Minimally, the tracking_uri
and experiment_name
are required in the
result_tracker_kwargs
.
from pykeen.pipeline import pipeline
pipeline_result = pipeline(
model='RotatE',
dataset='Kinships',
result_tracker='mlflow',
result_tracker_kwargs=dict(
tracking_uri='http://localhost:5000',
experiment_name='Tutorial Training of RotatE on Kinships',
),
)
If you navigate to the MLflow UI at http://localhost:5000, you’ll see the experiment appeared in the left column.
If you click on the experiment, you’ll see this:
HPO Example¶
This example shows using MLflow with the pykeen.hpo.hpo_pipeline()
function.
from pykeen.hpo import hpo_pipeline
pipeline_result = hpo_pipeline(
model='RotatE',
dataset='Kinships',
result_tracker='mlflow',
result_tracker_kwargs=dict(
tracking_uri='http://localhost:5000',
experiment_name='Tutorial HPO Training of RotatE on Kinships',
),
)
The same navigation through MLflow can be done for this example.
Reusing Experiments¶
In the MLflow UI, you’ll see that experiments are assigned an ID. This means you can re-use the same ID to group
different sub-experiments together using the experiment_id
keyword argument instead of
experiment_name
.
from pykeen.pipeline import pipeline
experiment_id = 4 # if doesn't already exist, will throw an error!

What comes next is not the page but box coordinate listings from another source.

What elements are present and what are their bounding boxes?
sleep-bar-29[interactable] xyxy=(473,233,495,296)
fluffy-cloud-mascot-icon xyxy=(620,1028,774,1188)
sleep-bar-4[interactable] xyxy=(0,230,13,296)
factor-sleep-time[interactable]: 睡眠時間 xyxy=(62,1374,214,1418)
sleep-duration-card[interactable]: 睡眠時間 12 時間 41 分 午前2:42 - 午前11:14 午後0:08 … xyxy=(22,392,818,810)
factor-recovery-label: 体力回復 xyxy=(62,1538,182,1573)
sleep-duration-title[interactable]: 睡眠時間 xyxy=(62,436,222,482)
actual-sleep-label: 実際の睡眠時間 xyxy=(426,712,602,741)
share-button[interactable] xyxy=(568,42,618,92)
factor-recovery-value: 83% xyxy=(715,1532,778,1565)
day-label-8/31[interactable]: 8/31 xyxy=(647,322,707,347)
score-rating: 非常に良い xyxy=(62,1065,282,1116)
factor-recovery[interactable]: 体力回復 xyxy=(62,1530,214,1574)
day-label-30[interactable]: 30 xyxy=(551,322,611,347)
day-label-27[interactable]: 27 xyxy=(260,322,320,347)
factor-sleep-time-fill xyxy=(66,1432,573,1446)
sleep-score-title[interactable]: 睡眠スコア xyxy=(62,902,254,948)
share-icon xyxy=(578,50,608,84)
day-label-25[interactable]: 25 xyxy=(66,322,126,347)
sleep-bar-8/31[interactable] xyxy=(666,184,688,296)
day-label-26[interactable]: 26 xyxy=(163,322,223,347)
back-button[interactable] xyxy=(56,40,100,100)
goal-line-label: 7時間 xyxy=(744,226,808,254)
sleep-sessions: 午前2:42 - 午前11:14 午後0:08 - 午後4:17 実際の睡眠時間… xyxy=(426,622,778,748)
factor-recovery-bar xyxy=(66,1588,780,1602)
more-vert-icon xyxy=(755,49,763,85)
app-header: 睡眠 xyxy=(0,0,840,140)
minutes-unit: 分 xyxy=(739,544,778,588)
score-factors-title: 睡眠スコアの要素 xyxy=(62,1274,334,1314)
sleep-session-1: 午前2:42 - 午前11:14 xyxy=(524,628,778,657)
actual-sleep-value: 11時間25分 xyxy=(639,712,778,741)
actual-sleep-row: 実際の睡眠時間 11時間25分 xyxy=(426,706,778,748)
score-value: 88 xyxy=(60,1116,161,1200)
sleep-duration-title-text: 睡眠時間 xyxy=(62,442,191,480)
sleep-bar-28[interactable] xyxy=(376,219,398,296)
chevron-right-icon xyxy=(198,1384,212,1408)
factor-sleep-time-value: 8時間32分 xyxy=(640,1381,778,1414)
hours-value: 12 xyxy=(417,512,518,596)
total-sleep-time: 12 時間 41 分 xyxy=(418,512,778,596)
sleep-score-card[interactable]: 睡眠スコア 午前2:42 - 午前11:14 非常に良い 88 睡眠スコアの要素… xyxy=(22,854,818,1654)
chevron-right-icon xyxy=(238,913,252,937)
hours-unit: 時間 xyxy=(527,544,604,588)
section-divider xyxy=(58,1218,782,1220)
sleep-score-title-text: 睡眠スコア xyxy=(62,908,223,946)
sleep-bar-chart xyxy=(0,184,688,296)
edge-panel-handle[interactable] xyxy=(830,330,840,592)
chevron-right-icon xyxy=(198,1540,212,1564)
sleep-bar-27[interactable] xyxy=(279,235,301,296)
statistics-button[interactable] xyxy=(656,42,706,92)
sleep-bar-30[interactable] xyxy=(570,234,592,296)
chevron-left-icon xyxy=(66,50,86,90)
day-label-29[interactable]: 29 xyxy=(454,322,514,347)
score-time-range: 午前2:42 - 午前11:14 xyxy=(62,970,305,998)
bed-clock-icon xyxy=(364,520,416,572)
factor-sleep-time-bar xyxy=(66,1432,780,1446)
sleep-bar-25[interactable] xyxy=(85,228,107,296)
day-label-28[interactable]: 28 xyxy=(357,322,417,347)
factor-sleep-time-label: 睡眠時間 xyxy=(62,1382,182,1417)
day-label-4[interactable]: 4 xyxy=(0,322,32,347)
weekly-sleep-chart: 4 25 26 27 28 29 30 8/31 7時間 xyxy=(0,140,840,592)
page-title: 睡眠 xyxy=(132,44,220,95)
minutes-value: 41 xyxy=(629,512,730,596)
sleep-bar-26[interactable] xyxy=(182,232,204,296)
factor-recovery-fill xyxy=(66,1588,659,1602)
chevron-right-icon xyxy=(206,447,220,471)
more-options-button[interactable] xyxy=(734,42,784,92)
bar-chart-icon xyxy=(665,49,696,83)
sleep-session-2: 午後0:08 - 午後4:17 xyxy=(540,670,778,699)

pipeline_result = pipeline(
model='RotatE',
dataset='Kinships',
result_tracker='mlflow'
result_tracker_kwargs=dict(
tracking_uri='http://localhost:5000',
experiment_id=4,
),
)
Adding Tags¶
Tags are additional key/value information that you might want to add to the experiment and store in MLflow. By default, MLflow adds the tags listed on https://www.mlflow.org/docs/latest/tracking.html#id41.
For example, if you’re using custom input, you might want to add which version of the input file produced the results as follows:
from pykeen.pipeline import pipeline
data_version = ...
pipeline_result = pipeline(
model='RotatE',
training=...,
testing=...,
validation=...,
result_tracker='mlflow',
result_tracker_kwargs=dict(
tracking_uri='http://localhost:5000',
experiment_name='Tutorial Training of RotatE on Kinships',
tags={
"data_version": md5_hash,
},
),
)
Additional documentation of the valid keyword arguments can be found
under pykeen.trackers.MLFlowResultTracker
.